The 2017 edition of the Cannes Lions will be the most ‘diverse’ ever says the festival’s managing director, Jose Papa.
The calls for diversity in agencies and adland have been on the rise and Papa claims that the Cannes Lions prioritised that and have been working on this for quite some time now.
Airbnb's chief marketing officer, Jonathan Mildenhall, who is jury president of the Creative Effectiveness category, had posted a series of tweets on the lack of diversity at the Cannes Lions 2017 jury president line-up, calling for more ‘dark-skinned’ jurors.
Responding to that Papa surmises, “We have diverse jurors. The primary objective has obviously been to identify talent. We see anyone in the world as talent. Their origin makes no difference whatsoever. We need to find the right groups of talent in the world. I challenge any festival to be as diverse as ours. We are being diverse, but keeping the sanctity of the Lions in place. This year we have the largest female representation among the jury. This is for both the presidents and the rest of the jury.”

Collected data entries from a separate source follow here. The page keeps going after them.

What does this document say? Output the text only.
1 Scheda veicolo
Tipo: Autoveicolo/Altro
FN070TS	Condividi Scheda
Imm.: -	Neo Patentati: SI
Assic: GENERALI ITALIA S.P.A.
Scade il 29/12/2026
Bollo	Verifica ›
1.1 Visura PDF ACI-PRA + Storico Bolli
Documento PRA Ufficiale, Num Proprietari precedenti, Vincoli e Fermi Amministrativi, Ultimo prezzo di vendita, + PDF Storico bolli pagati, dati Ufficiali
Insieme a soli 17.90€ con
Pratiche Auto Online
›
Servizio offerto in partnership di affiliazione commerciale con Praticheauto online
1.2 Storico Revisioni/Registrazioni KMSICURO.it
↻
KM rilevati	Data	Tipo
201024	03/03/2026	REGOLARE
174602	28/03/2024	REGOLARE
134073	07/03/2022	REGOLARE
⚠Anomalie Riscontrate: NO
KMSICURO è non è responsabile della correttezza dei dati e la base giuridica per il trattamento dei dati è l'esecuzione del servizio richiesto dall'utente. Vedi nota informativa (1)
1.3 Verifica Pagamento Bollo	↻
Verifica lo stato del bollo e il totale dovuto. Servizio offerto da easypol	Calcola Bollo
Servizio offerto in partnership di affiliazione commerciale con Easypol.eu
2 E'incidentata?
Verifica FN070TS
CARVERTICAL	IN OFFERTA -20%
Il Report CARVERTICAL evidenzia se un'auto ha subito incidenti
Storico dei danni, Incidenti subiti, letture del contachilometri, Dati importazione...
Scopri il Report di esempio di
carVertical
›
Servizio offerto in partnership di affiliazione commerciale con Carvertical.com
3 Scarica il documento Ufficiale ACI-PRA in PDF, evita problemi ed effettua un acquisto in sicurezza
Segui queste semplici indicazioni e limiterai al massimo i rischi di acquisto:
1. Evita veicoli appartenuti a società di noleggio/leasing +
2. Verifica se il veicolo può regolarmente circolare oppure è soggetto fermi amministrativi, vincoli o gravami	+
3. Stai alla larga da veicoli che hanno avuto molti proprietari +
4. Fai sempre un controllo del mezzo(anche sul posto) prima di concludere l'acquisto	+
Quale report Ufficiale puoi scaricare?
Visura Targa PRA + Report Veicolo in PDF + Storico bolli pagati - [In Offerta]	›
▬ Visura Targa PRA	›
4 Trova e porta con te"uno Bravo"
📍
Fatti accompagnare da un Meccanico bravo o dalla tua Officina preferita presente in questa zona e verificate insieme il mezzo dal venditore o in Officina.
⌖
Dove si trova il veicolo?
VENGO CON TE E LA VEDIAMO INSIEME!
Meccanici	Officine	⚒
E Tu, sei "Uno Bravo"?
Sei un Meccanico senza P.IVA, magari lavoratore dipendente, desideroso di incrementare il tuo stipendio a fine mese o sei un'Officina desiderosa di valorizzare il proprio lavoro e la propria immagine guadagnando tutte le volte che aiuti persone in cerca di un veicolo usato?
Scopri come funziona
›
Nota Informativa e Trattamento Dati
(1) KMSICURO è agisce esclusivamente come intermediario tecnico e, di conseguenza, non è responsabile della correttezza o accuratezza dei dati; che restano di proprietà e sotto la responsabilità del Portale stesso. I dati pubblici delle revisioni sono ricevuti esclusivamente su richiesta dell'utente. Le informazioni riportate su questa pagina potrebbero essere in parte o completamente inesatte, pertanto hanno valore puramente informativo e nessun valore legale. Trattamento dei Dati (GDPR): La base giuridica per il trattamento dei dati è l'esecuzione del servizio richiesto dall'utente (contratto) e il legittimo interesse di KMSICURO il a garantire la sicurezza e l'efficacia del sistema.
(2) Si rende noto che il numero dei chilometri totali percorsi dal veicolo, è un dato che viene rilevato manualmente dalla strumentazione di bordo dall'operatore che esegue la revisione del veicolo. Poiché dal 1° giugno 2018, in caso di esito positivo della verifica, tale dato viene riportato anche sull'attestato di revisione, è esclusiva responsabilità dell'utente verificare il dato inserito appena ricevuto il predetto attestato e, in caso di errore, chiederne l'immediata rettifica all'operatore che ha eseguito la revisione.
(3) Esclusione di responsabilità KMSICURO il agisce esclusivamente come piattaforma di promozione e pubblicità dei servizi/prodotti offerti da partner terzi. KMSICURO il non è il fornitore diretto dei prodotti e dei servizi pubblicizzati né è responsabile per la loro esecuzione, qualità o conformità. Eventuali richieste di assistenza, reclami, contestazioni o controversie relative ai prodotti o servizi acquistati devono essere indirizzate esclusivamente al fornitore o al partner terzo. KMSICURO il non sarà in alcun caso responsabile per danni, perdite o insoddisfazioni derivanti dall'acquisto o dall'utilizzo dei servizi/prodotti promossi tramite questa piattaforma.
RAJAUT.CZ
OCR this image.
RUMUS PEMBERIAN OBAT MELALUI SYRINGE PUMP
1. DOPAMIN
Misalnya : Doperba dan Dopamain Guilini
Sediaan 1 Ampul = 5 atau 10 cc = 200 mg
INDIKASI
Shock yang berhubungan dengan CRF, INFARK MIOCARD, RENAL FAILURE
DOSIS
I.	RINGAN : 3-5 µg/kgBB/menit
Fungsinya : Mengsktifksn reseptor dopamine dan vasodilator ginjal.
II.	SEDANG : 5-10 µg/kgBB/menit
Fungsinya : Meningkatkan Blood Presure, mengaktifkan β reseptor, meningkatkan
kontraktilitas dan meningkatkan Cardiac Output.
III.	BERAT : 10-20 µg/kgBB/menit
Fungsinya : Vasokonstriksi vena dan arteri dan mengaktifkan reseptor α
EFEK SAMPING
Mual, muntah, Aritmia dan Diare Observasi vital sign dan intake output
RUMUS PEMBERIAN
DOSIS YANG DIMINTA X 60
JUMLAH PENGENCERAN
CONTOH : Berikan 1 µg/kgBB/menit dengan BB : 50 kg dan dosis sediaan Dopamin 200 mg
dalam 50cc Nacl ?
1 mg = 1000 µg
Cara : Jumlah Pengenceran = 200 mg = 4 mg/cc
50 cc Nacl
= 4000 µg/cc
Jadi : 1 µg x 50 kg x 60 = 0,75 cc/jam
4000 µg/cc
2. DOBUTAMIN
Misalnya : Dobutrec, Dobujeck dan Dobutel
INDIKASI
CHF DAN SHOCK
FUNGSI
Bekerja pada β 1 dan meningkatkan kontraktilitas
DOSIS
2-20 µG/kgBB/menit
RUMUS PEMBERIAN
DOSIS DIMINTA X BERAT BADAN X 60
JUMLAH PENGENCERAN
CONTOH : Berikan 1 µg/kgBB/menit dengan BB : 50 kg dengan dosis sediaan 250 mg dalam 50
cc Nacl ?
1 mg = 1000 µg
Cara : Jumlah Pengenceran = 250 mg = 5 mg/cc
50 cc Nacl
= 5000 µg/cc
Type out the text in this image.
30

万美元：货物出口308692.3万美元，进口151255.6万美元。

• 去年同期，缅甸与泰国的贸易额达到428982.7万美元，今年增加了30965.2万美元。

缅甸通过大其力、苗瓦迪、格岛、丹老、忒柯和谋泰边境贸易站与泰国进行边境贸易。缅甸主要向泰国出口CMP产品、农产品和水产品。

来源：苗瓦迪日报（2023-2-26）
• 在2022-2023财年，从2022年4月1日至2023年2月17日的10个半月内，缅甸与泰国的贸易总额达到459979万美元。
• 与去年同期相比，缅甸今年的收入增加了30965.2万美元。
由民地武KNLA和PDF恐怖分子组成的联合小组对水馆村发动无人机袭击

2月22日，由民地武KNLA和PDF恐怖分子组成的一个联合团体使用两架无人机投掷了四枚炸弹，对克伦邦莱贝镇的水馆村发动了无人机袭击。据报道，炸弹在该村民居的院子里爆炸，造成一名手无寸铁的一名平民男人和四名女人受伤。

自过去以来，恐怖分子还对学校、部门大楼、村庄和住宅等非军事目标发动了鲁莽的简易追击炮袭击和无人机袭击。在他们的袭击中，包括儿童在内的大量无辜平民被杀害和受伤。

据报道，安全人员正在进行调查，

Explaining the process the Lions took, he says, “This is a journey that began many years ago. It began with us redefining ourselves as a centre stage of ‘creativity’. Creativity touches more than just advertising. This (the redefining) was done in anticipation many years ago as we expected technology to impact creativity. We have addressed and responded to this movement.”
He adds, “We broadened by launching festivals within the festival with the Health Lions, Innovation Lions and the most recent one being the Entertainment Lions. Each one sets the tone about why we should be a catalyst for the vision of the future. This is a defining place for the market place. It showed we have our lenses much more towards the future.”
With respect to geography, Papa claims that the festival’s ‘strong representative network’ is helping them engage with a diverse group of people.
He says, “We have primary territories which consist of UK, USA, Brazil, India and China among others. We obviously want to reach out to more participants from farther territories. That is one of the primary challenges we have. The more we engage with diverse groups, the more relevant the festival becomes. Cannes is progressively evolving and the value one gets out of it is huge.”
India sent in 1,315 entries last year. Without disclosing the number of Indians at the festival, Papa believes that the country can potentially be in the top five in terms of number of delegates at the festival. Currently, the biggest markets for Cannes Lions are USA, UK, Brazil, Germany, France and Japan.
He says, “When it comes to India, since there’s a start-up community creating a buzz right now. India can be huge on the Innovations (Lions) bit.”
Papa points out to the Lions’ ‘China Day’ which was first launched in 2013 and further pushes its diversity. “We are obviously looking to attract different groups from different countries. For China Day, we may not really need Chinese speakers. The Chinese attendees will want diversity themselves and they will get that delivered at the festival. That kind of diversity is what makes Cannes unique.”